Analysing or Synthesising the TLC data

We begin this section hypothetically. Had the TLC team been wedded to a more conventional procedural analysis of data, the scale and complexity of the project would have offered amazing hope, underpinned by practical impossibility. The hope would come from the size and diversity of the research team. If we could get 14 people, including five leading academics, five professional researchers and four seconded FE practitioners to completely agree about every finding generated from such a large and diverse sampling base, then those agreed truths would have been robust indeed. The impossibility arose from the very things that would have demonstrated our success.

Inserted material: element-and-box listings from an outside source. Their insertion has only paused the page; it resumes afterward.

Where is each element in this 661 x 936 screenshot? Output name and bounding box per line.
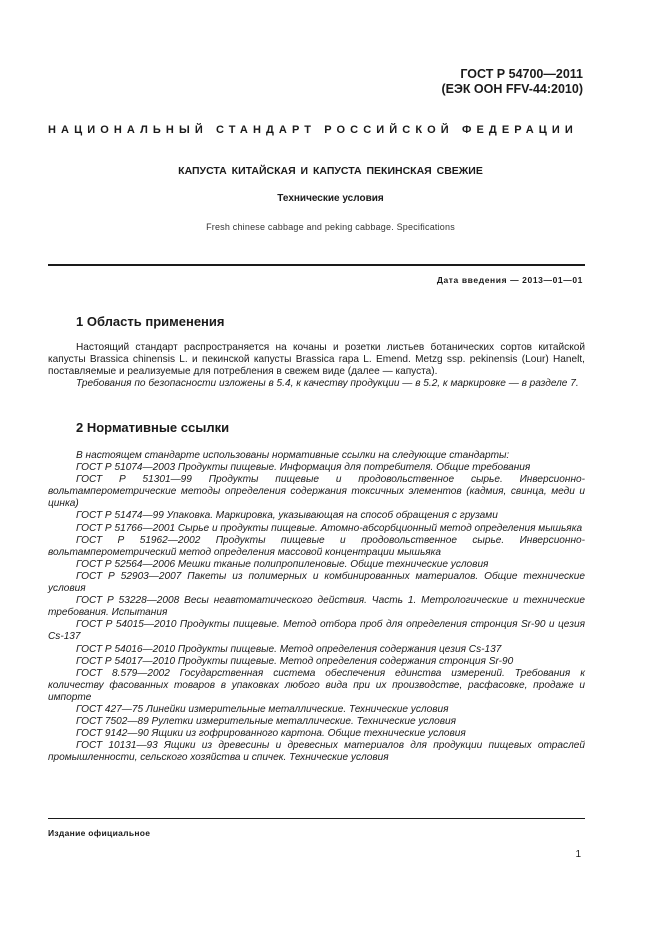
official-edition-label: Издание официальное	[48, 828, 151, 838]
section-2-intro: В настоящем стандарте использованы нормативные ссылки на следующие стандарты:	[76, 450, 510, 461]
header-divider	[48, 264, 585, 266]
introduction-date: Дата введения — 2013—01—01	[436, 275, 583, 285]
reference-item: ГОСТ Р 51474—99 Упаковка. Маркировка, указывающая на способ обращения с грузами	[76, 510, 498, 522]
reference-item: ГОСТ Р 54016—2010 Продукты пищевые. Метод определения содержания цезия Cs-137	[76, 643, 502, 655]
document-code-secondary: (ЕЭК ООН FFV-44:2010)	[441, 82, 583, 96]
reference-item: ГОСТ 9142—90 Ящики из гофрированного картона. Общие технические условия	[76, 728, 466, 740]
section-1-body	[48, 342, 585, 390]
reference-item: ГОСТ Р 53228—2008 Весы неавтоматического действия. Часть 1. Метрологические и технические требования. Испытания	[48, 595, 585, 619]
reference-item: ГОСТ Р 51962—2002 Продукты пищевые и продовольственное сырье. Инверсионно-вольтамперометрический метод определения массовой концентрации мышьяка	[48, 534, 585, 558]
document-subtitle: Технические условия	[277, 193, 384, 204]
section-2-body	[48, 450, 585, 764]
section-1-paragraph: Требования по безопасности изложены в 5.4, к качеству продукции — в 5.2, к маркировке — в разделе 7.	[76, 378, 579, 390]
section-1-paragraph: Настоящий стандарт распространяется на кочаны и розетки листьев ботанических сортов китайской капусты Brassica chinensis L. и пекинской капусты Brassica rapa L. Emend. Metzg ssp. pekinensis (Lour) Hanelt, поставляемые и реализуемые для потребления в свежем виде (далее — капуста).	[48, 342, 585, 378]
reference-item: ГОСТ Р 52564—2006 Мешки тканые полипропиленовые. Общие технические условия	[76, 558, 489, 570]
document-title: КАПУСТА КИТАЙСКАЯ И КАПУСТА ПЕКИНСКАЯ СВЕЖИЕ	[178, 165, 483, 177]
reference-item: ГОСТ 427—75 Линейки измерительные металлические. Технические условия	[76, 703, 449, 715]
page-number: 1	[575, 849, 581, 860]
national-standard-banner: НАЦИОНАЛЬНЫЙ СТАНДАРТ РОССИЙСКОЙ ФЕДЕРАЦИИ	[48, 124, 578, 136]
document-code: ГОСТ Р 54700—2011	[460, 67, 583, 81]
reference-item: ГОСТ 7502—89 Рулетки измерительные металлические. Технические условия	[76, 716, 457, 728]
reference-item: ГОСТ Р 51074—2003 Продукты пищевые. Информация для потребителя. Общие требования	[76, 462, 531, 474]
reference-item: ГОСТ Р 51301—99 Продукты пищевые и продовольственное сырье. Инверсионно-вольтамперометрические методы определения содержания токсичных элементов (кадмия, свинца, меди и цинка)	[48, 474, 585, 510]
reference-item: ГОСТ Р 52903—2007 Пакеты из полимерных и комбинированных материалов. Общие технические условия	[48, 570, 585, 595]
reference-item: ГОСТ Р 54015—2010 Продукты пищевые. Метод отбора проб для определения стронция Sr-90 и цезия Cs-137	[48, 619, 585, 643]
reference-item: ГОСТ Р 51766—2001 Сырье и продукты пищевые. Атомно-абсорбционный метод определения мышьяка	[76, 522, 583, 534]
reference-item: ГОСТ 8.579—2002 Государственная система обеспечения единства измерений. Требования к количеству фасованных товаров в упаковках любого вида при их производстве, расфасовке, продаже и импорте	[48, 667, 585, 703]
section-1-heading: 1 Область применения	[76, 314, 225, 329]
footer-divider	[48, 818, 585, 819]
reference-item: ГОСТ 10131—93 Ящики из древесины и древесных материалов для продукции пищевых отраслей промышленности, сельского хозяйства и спичек. Технические условия	[48, 740, 585, 764]
section-2-heading: 2 Нормативные ссылки	[76, 420, 230, 435]
reference-item: ГОСТ Р 54017—2010 Продукты пищевые. Метод определения содержания стронция Sr-90	[76, 655, 514, 667]
english-title: Fresh chinese cabbage and peking cabbage. Specifications	[206, 222, 455, 232]
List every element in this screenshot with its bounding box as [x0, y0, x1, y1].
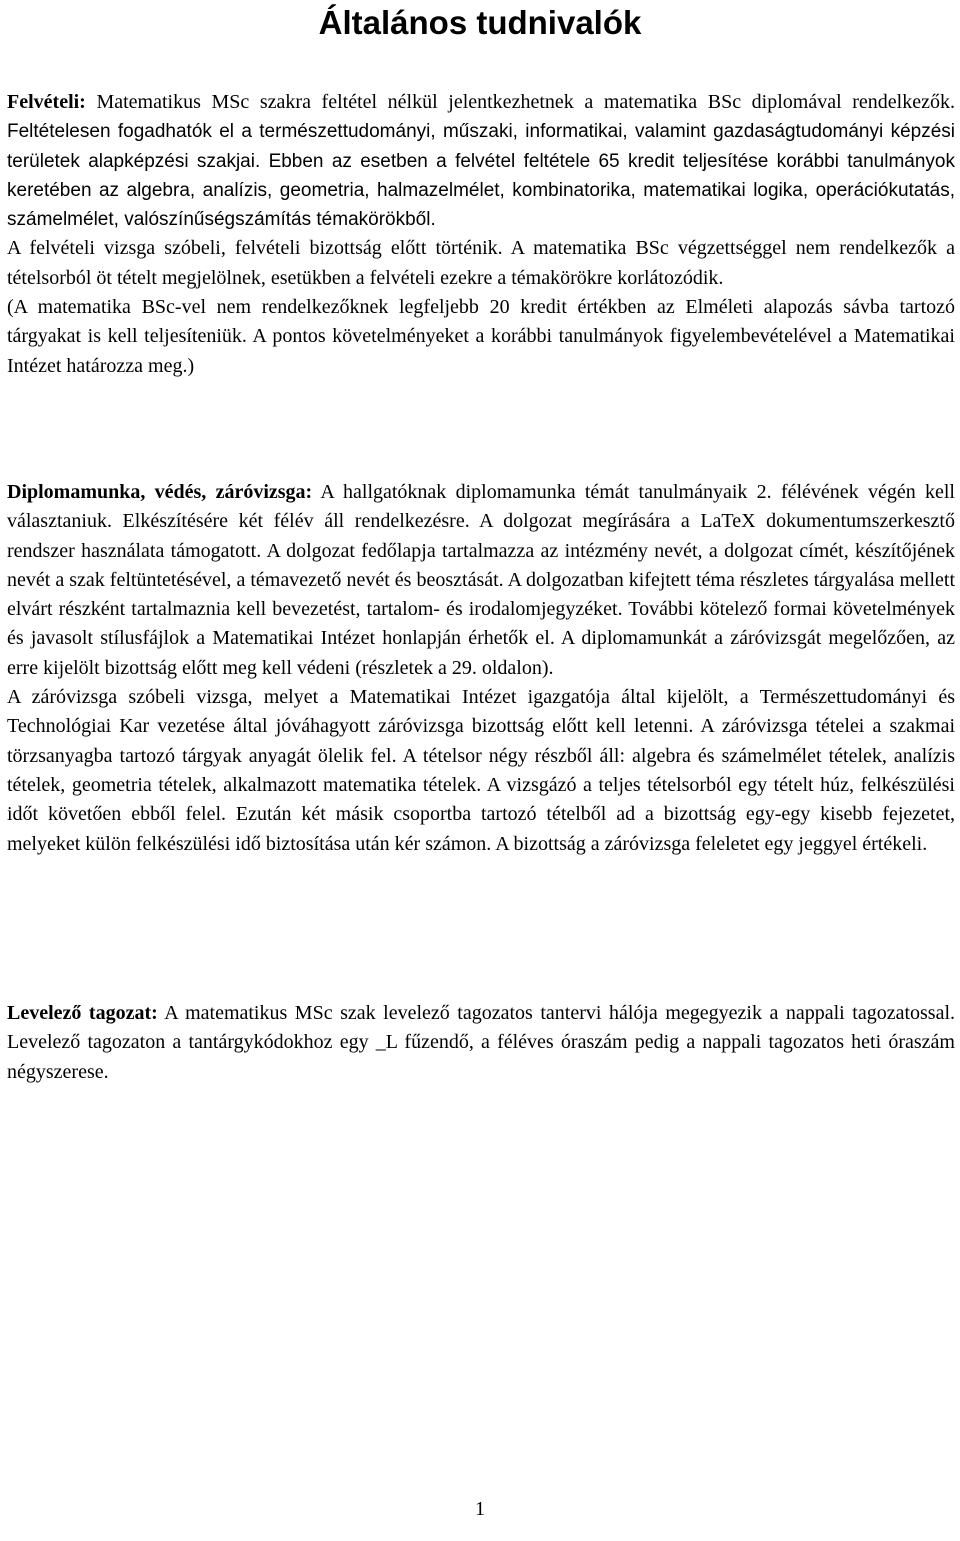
paragraph-text: Feltételesen fogadhatók el a természettudományi, műszaki, informatikai, valamint gazdaságtudományi képzési területek alapképzési szakjai. Ebben az esetben a felvétel feltétele 65 kredit teljesítése korábbi tanulmányok keretében az algebra, analízis, geometria, halmazelmélet, kombinatorika, matematikai logika, operációkutatás, számelmélet, valószínűségszámítás témakörökből. [7, 121, 955, 231]
paragraph-text: A hallgatóknak diplomamunka témát tanulmányaik 2. félévének végén kell választaniuk. Elkészítésére két félév áll rendelkezésre. A dolgozat megírására a LaTeX dokumentumszerkesztő rendszer használata támogatott. A dolgozat fedőlapja tartalmazza az intézmény nevét, a dolgozat címét, készítőjének nevét a szak feltüntetésével, a témavezető nevét és beosztását. A dolgozatban kifejtett téma részletes tárgyalása mellett elvárt részként tartalmaznia kell bevezetést, tartalom- és irodalomjegyzéket. További kötelező formai követelmények és javasolt stílusfájlok a Matematikai Intézet honlapján érhetők el. A diplomamunkát a záróvizsgát megelőzően, az erre kijelölt bizottság előtt meg kell védeni (részletek a 29. oldalon). [7, 481, 955, 679]
section-heading: Levelező tagozat: [7, 1002, 158, 1024]
paragraph [7, 999, 955, 1087]
page-number: 1 [475, 1498, 485, 1520]
paragraph: A záróvizsga szóbeli vizsga, melyet a Matematikai Intézet igazgatója által kijelölt, a Természettudományi és Technológiai Kar vezetése által jóváhagyott záróvizsga bizottság előtt kell letenni. A záróvizsga tételei a szakmai törzsanyagba tartozó tárgyak anyagát ölelik fel. A tételsor négy részből áll: algebra és számelmélet tételek, analízis tételek, geometria tételek, alkalmazott matematika tételek. A vizsgázó a teljes tételsorból egy tételt húz, felkészülési időt követően ebből felel. Ezután két másik csoportba tartozó tételből ad a bizottság egy-egy kisebb fejezetet, melyeket külön felkészülési idő biztosítása után kér számon. A bizottság a záróvizsga feleletet egy jeggyel értékeli. [7, 686, 955, 855]
paragraph-text: A matematikus MSc szak levelező tagozatos tantervi hálója megegyezik a nappali tagozatossal. Levelező tagozaton a tantárgykódokhoz egy _L fűzendő, a féléves óraszám pedig a nappali tagozatos heti óraszám négyszerese. [7, 1002, 956, 1083]
section-levelezo-tagozat [7, 999, 955, 1087]
paragraph [7, 478, 955, 683]
section-heading: Diplomamunka, védés, záróvizsga: [7, 481, 313, 503]
section-diplomamunka [7, 478, 955, 859]
paragraph-text: Matematikus MSc szakra feltétel nélkül jelentkezhetnek a matematika BSc diplomával rendelkezők. [85, 91, 955, 113]
paragraph: A felvételi vizsga szóbeli, felvételi bizottság előtt történik. A matematika BSc végzettséggel nem rendelkezők a tételsorból öt tételt megjelölnek, esetükben a felvételi ezekre a témakörökre korlátozódik. [7, 237, 955, 289]
section-heading: Felvételi: [7, 91, 86, 113]
paragraph: (A matematika BSc-vel nem rendelkezőknek legfeljebb 20 kredit értékben az Elméleti alapozás sávba tartozó tárgyakat is kell teljesíteniük. A pontos követelményeket a korábbi tanulmányok figyelembevételével a Matematikai Intézet határozza meg.) [7, 296, 955, 377]
paragraph [7, 88, 955, 234]
page-title: Általános tudnivalók [318, 4, 642, 41]
section-felveteli [7, 88, 955, 381]
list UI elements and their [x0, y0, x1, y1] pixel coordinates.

A diverse and dispersed research team is arguably like any other similarly sized diverse and dispersed team. Agreement is seldom total, and shared understandings have to be worked for. At different times, all of us have felt slightly out of step with what has been agreed, and occasionally one or more of us has felt significantly out of step. We had to work hard not to resemble the committee that was asked to design a horse but came up with a camel. Agreements were often compromises, often strongly led by those with most power. In general, we found that we could agree most major, broad-brush findings more easily than the detail. Often, that detail had to be taken partly on trust, because in every case, those researchers who had collected the data, and then their two close geographical colleagues, could determine what the details meant in ways that the others lacked the evidence to challenge.